A resource for entrepreneurs and small business owners has relocated to a Shreveport-Bossier campus in the hopes of collaborating to better serve workforce and economic development.
The Louisiana Small Business Development Center (LSBDC) Northwest and Central Region office has moved from Northwestern State University in Natchitoches to the campus of Bossier Parish Community College (BPCC).
The office officially opened today, Oct. 1.
“We talk a lot about start ups and entrepreneurs and small businesses, and I really see the greatest growth opportunity is to instill some entrepreneurial spirit in our students. A fair number of our students are just going to have to be entrepreneurs to survive in the 21st century economy,” said BPCC Chancellor Dr. Rick Bateman.
The LSBDC office at BPCC is one of seven throughout the state and will provide free face-to-face business consulting and at cost training on a variety of topics.

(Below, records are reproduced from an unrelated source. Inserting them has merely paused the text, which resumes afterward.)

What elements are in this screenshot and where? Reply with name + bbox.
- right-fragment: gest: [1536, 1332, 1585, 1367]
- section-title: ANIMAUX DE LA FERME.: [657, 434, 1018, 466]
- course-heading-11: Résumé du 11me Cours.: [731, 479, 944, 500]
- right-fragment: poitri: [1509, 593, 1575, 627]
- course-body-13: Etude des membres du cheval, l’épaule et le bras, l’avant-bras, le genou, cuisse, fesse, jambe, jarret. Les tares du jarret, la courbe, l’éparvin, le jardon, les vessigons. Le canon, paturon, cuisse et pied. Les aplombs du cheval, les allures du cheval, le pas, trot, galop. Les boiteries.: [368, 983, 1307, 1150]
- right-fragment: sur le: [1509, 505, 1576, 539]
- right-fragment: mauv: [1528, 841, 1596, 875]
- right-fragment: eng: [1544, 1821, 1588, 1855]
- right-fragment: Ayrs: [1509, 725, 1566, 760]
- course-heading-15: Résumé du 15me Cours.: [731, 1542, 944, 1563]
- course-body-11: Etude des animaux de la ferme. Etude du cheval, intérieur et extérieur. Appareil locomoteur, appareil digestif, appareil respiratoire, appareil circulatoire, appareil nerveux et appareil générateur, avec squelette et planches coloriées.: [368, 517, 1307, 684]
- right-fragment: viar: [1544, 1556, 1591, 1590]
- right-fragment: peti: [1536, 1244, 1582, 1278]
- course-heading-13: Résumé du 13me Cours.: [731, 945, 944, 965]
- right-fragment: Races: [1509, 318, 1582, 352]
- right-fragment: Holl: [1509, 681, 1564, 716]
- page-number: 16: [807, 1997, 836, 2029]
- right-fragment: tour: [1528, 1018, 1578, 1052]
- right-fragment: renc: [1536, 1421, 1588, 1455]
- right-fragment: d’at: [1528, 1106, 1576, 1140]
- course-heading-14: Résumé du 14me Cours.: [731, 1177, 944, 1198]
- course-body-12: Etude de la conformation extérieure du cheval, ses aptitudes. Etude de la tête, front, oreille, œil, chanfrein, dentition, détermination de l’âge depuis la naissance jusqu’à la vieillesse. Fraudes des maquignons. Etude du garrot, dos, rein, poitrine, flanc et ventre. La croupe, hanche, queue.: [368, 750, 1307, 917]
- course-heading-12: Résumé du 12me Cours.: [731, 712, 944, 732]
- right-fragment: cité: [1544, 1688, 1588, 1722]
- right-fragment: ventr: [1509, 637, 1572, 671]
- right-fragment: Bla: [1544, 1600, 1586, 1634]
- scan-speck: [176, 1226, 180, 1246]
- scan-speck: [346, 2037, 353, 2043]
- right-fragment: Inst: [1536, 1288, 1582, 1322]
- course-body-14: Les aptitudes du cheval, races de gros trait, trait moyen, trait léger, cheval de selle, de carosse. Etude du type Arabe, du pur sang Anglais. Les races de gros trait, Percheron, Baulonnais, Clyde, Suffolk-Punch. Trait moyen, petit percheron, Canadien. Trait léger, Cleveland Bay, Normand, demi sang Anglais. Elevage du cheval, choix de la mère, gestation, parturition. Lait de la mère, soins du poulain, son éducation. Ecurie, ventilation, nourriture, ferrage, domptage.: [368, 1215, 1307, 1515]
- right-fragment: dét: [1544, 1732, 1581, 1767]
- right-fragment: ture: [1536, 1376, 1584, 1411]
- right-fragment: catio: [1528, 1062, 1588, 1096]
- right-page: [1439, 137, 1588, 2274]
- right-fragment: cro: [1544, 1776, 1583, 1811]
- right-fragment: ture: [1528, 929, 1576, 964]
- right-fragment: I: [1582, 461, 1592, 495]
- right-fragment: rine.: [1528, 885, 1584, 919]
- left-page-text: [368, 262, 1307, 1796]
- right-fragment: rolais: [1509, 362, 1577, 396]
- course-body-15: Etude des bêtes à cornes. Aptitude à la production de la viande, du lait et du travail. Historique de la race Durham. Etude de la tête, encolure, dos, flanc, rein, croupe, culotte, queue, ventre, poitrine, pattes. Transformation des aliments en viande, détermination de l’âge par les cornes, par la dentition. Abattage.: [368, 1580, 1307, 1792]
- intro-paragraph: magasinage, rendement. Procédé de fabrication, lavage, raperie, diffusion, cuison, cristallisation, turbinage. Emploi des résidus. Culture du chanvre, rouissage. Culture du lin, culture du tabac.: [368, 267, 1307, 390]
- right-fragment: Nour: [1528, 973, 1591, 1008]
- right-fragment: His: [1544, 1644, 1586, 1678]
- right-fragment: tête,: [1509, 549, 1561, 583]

The center provides business expertise and resources to existing and start-up small business in the areas of business development, market information and research, business finance, marketing, and training at no cost to clients in 14 parishes.
“Many times, people ask me, ‘Dana how do you help our entrepreneurs?’ and I have to go back to the definition of an entrepreneur — to organize and to operate a business while taking on a greater than normal financial risk,” said Dana Cawthon, director of the LSBDC northwest and central region. “That seems like a simple definition, but nothing about being an entrepreneur is simple. We have to wear many, many hats, and when these future business owners come to us they sometimes lack the vision on how to execute starting their own business. And we are the people that handhold these visionaries through the process of starting and succeeding in the community.”
The LSBDC center will be connected to BPCC’s division of economic and workforce development. It will be a comprehensive, full service organization providing access points to support local start ups and small businesses throughout the parishes of central and northwest Louisiana.
“We look forward to exploring the many ways that this partnership will expand and extend the success of both of our entities as we embrace, educate, and empower small businesses to survive and thrive in our region,” said Dr. Gayle Flowers, BPCC’s vice chancellor for economic and workforce development.
Cawthon said she hopes to marry the effort of Dr. Flowers with her abilities and add value to the clients they’re serving.
“She’s trying to build that workforce development for those companies and making sure they’re trained and have the right skill set, and I’m trying to make them more profitable in valuing their business or helping that business owner,” Cawthon explained. “A lot of people that come to us have a skill, but they don’t have the management and leadership skills, so we offer that leg of support to where business owners can stop working in their business and work on their business.”
Dr. Bateman described the office as a new component in their menu of services designed to foster job growth and innovation.
“I am confident that, together, we’ll be an incredible asset to the community, entrepreneurs, and small business owners in our service area. Supporting job creation and economic development is not new to Bossier Parish Community College, but this partnership with the LSBDC will advance our efforts to create an ecosystem that embraces, instills, and inspires entrepreneurship by creating a flow of talent, information and resources to the entrepreneurs as they need it.”
Dr. Bateman said they are working on collaborating with big goals in mind.
“We are doing a lot in economic and workforce development, but having this additional arm that focuses on small businesses is going to strengthen what we’re doing there and I think that what we’re doing will strengthen LSBDC as well. I think there is good synergy there,” he said.
The process of getting the LSBDC regional office at BPCC was a lengthy one. The SBDC moved its state headquarters from the University of Monroe to the Louisiana Delta Community College, which introduced the office to community colleges and vice versa. Typically housed at universities, Dr. Bateman pointed out that SBDC offices around the country are migrating to two-year community colleges.
“There was a desire and openness from the leadership at Northwestern for this move. Collaborating with Dr. Maggio and Dana to see the potential and the strength in our economic and workforce development community, it seemed to be a natural fit,” said Dr. Bateman.
The move has been in the works for two years because Shreveport-Bossier is the biggest market in the LSBDC’s region and, perhaps more importantly, demand.
“Two years ago, when I was looking at my program, I soon found out that I really did need to be up here and I needed to find a host here, and it took me almost two years to find one. Everybody wanted us to be here — Centenary, LSUS, Louisiana Tech, Northwestern Technical College — and was a better fit here in Bossier Parish, not only because it’s Bossier Parish Community College, but because of Dr. Bateman and Dr. Flowers. That’s what sold me on it.”